The Magnetic East
Canadians are puzzled by how former Penguin chief David Davidar has emerged untarnished from the sexual harassment scandal. When he left Canada early this year, he was still “under a particularly dark cloud,” as a recent article in Globe and Mail put it. “But somewhere over the Atlantic, that cloud dissipated, and he landed here (Delhi) to an open-armed welcome.” Several factors helped him, the article says: his position, his profile among women workers who describe him as “passionate,” “magnetic” and “charismatic”, and his own spin—that he “quit” Penguin and the charges were only “alleged”—which everyone here seems to have bought.
In Dust Jackets
The “cloud” is not stopping authors from signing up with Davidar’s Aleph Book Co, his joint venture with Rupa. Pakistani novelist Musharraf Ali Farooqi has signed up with Davidar for his second novel. Between Clay and Dust, about two artists whose worlds fall apart with the Partition, is one of first fiction titles Davidar has acquired. More is to come—there’ll be a “spectacular announcement” in December, Davidar told the Globe, “big-name novelists” and new ones “who will set the world alight.” We’ll wait and watch.

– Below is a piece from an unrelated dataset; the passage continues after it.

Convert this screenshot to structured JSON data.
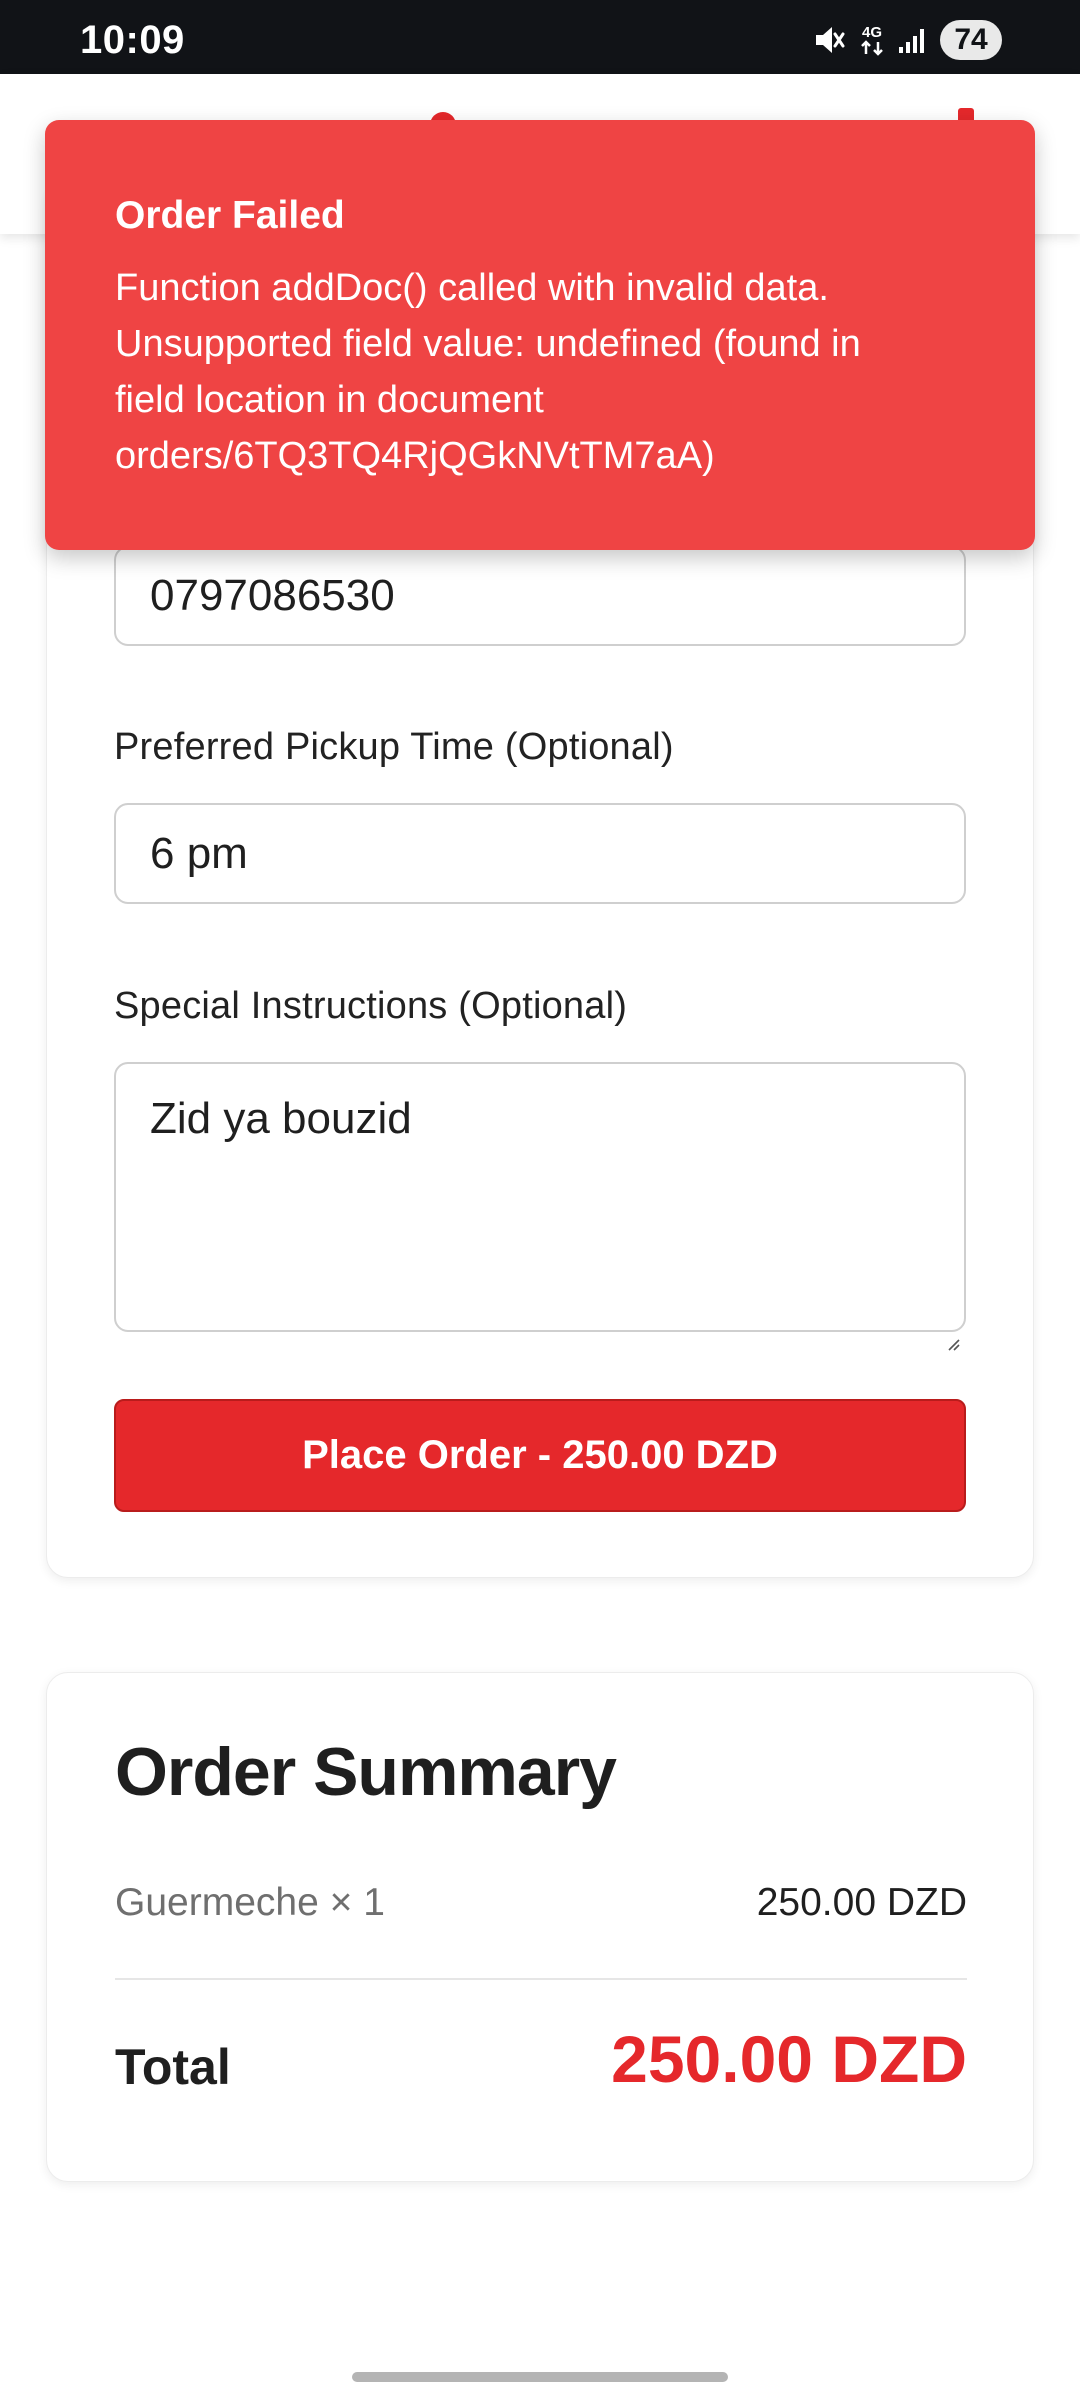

The trouble with the spate of literary prizes is the same: where are the prize-worthy Indian novels that deserve those astounding prize sums? One judge of a prestigious prize suggested that if there was none that merited the prize, why not defer it for the next year, where a deserving novel can win twice the prize money! There were no takers for such an unheard of solution to their dilemma.